If you feel something is wrong on a national scale then perhaps you should think about asking your MP to raise the matter at government level.
There used to be just two methods of getting your message across; you could lobby your MP or send a ‘paper’ petition to the House of Commons; but now there is a third way – the e-petition.
The e-petition was launched in August 2011 and is run by the rather unimaginatively named Government Digital Service (GDS), a team within the Cabinet whose task it is to transform the government’s digital services in an attempt to keep up with the ever changing world of electronic media.
The paper based system of petitioning still exists but the e-petition was heralded as “an easy, personal way for you to influence government and Parliament in the UK”.
So if you wanted your grievance to be aired during Parliamentary time, this was the way to do it or so we were led to believe.
The e-petition process was set up to streamline the system but also sift out the rubbish as there are strict rules you have to follow to get past the first, second and third post.
The first hurdle to get over: are you repeating a topic that has been raised in the past? If so, then yours will be rejected.
You must then choose the correct government department and if you don’t, that will delay matters as the clerks decide where it should go.
Then there is the content of the petition, it cannot hold confidential, libellous, false, defamatory or offensive statements and jokes or nonsense are also out (does the civil service have a sense of humour?).
The petition must also be a ‘request for action’ in other words you want the MP to try and bring about a change in the law.
If your e-petition is rejected for any of the above reasons, you will get an email explaining why.
So let’s suppose your e-petition has met all the necessary criteria, what happens next?
Well that was the easy part, what you now have to do is obtain 100,000 e-signatures to allow the petition to reach the next stage, and each of those people have to supply a name, postal address and email address.
Your e-petition is ‘open’ for 12 months during which time you need to collect the necessary number of signatures.

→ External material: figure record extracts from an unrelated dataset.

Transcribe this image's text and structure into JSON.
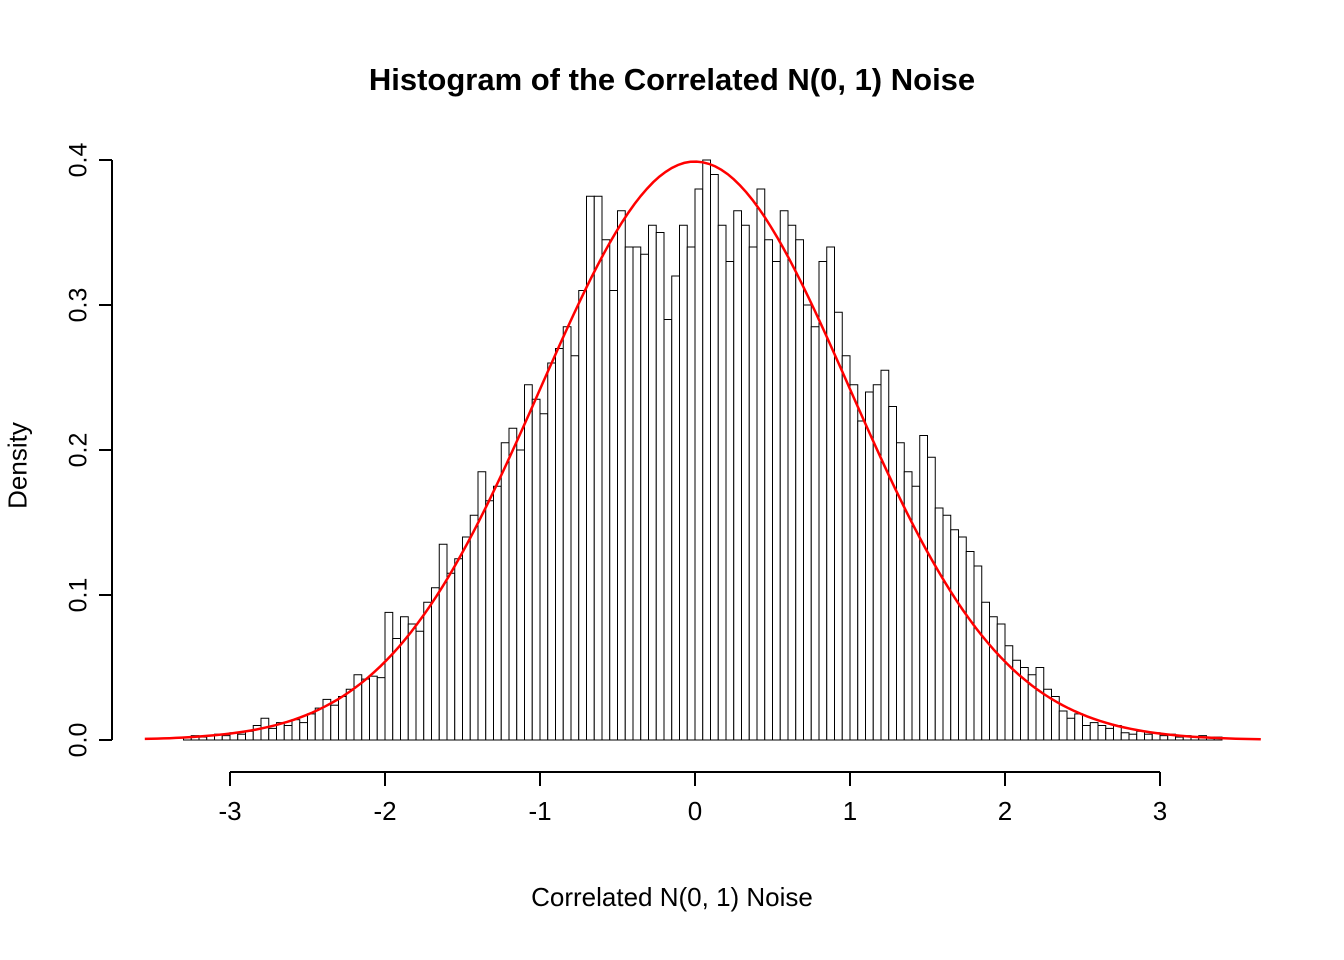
{
  "chart_data": {
    "type": "histogram",
    "title": "Histogram of the Correlated N(0, 1) Noise",
    "xlabel": "Correlated N(0, 1) Noise",
    "ylabel": "Density",
    "xlim": [
      -3.6,
      3.7
    ],
    "ylim": [
      0,
      0.4
    ],
    "grid": false,
    "xtick_values": [
      -3,
      -2,
      -1,
      0,
      1,
      2,
      3
    ],
    "xtick_labels": [
      "-3",
      "-2",
      "-1",
      "0",
      "1",
      "2",
      "3"
    ],
    "ytick_values": [
      0,
      0.1,
      0.2,
      0.3,
      0.4
    ],
    "ytick_labels": [
      "0.0",
      "0.1",
      "0.2",
      "0.3",
      "0.4"
    ],
    "bin_start": -3.3,
    "bin_width": 0.05,
    "densities": [
      0.002,
      0.003,
      0.002,
      0.003,
      0.004,
      0.003,
      0.005,
      0.004,
      0.006,
      0.01,
      0.015,
      0.008,
      0.012,
      0.01,
      0.014,
      0.012,
      0.018,
      0.022,
      0.028,
      0.024,
      0.03,
      0.035,
      0.045,
      0.042,
      0.044,
      0.043,
      0.088,
      0.07,
      0.085,
      0.08,
      0.075,
      0.095,
      0.105,
      0.135,
      0.115,
      0.125,
      0.14,
      0.155,
      0.185,
      0.165,
      0.175,
      0.205,
      0.215,
      0.2,
      0.245,
      0.235,
      0.225,
      0.26,
      0.27,
      0.285,
      0.265,
      0.31,
      0.375,
      0.375,
      0.345,
      0.31,
      0.365,
      0.34,
      0.34,
      0.335,
      0.355,
      0.35,
      0.29,
      0.32,
      0.355,
      0.34,
      0.38,
      0.4,
      0.39,
      0.355,
      0.33,
      0.365,
      0.355,
      0.34,
      0.38,
      0.345,
      0.33,
      0.365,
      0.355,
      0.345,
      0.3,
      0.285,
      0.33,
      0.34,
      0.295,
      0.265,
      0.245,
      0.22,
      0.24,
      0.245,
      0.255,
      0.23,
      0.205,
      0.185,
      0.175,
      0.21,
      0.195,
      0.16,
      0.155,
      0.145,
      0.14,
      0.13,
      0.12,
      0.095,
      0.085,
      0.08,
      0.065,
      0.055,
      0.05,
      0.045,
      0.05,
      0.035,
      0.03,
      0.02,
      0.015,
      0.018,
      0.01,
      0.012,
      0.01,
      0.008,
      0.01,
      0.005,
      0.004,
      0.006,
      0.004,
      0.005,
      0.003,
      0.004,
      0.002,
      0.003,
      0.002,
      0.003,
      0.002,
      0.002
    ],
    "bar_fill": "#ffffff",
    "bar_stroke": "#000000",
    "axis_color": "#000000",
    "curve": {
      "type": "normal-density",
      "mean": 0,
      "sd": 1,
      "xmin": -3.55,
      "xmax": 3.65,
      "color": "#ff0000"
    }
  }
}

This is where many of the newspaper campaigns are successful due to their readership numbers.
But let’s assume you manage to gather the required number of signatures; after all that hard work you would think the next step would be your e-petition being heard in the House of Commons. In fact many people presume that this is the case.
Not so; there is no guarantee it will be heard. All petitions, whether conventional paper ones or electronic, are put into a green bag that hangs behind the Speaker’s Chair and it is only if the minister in question is granted enough time that the petition is put before the House.
To give you some idea of the success rate of e-petitions, in the 12 months to August 2012 the GDS that is headed up by Peter Herlihy recorded:
- 36,000 e-petitions submitted
- 47% were rejected
- 1,600 valid e-petitions were ‘opened’
- 17 million unique site visits
- 38% of visitors signed an e-petition
- 6,400,000 signatures were collected
- 10 e-petitions attained the required 100,000 signatures
So it doesn’t take a genius to work out the system does not seem to add much value to our democratic right to petition our MPs and in fact Labour MP Natascha Engel warned the government in November 2011 that the public would become disillusioned with the new e-political process. Engel said:
“The popular expectation is that when it reaches the magic 100,000 threshold not only does it trigger a debate, but a debate on the floor of the house, a vote and then a change in the law. I don’t think it is possible to change that perception.”
The other disturbing fact is that the data can be reused to analyse the geographic distribution of sentiment on contentious public issues.
So it looks like the Big Brother family is growing albeit surreptitiously.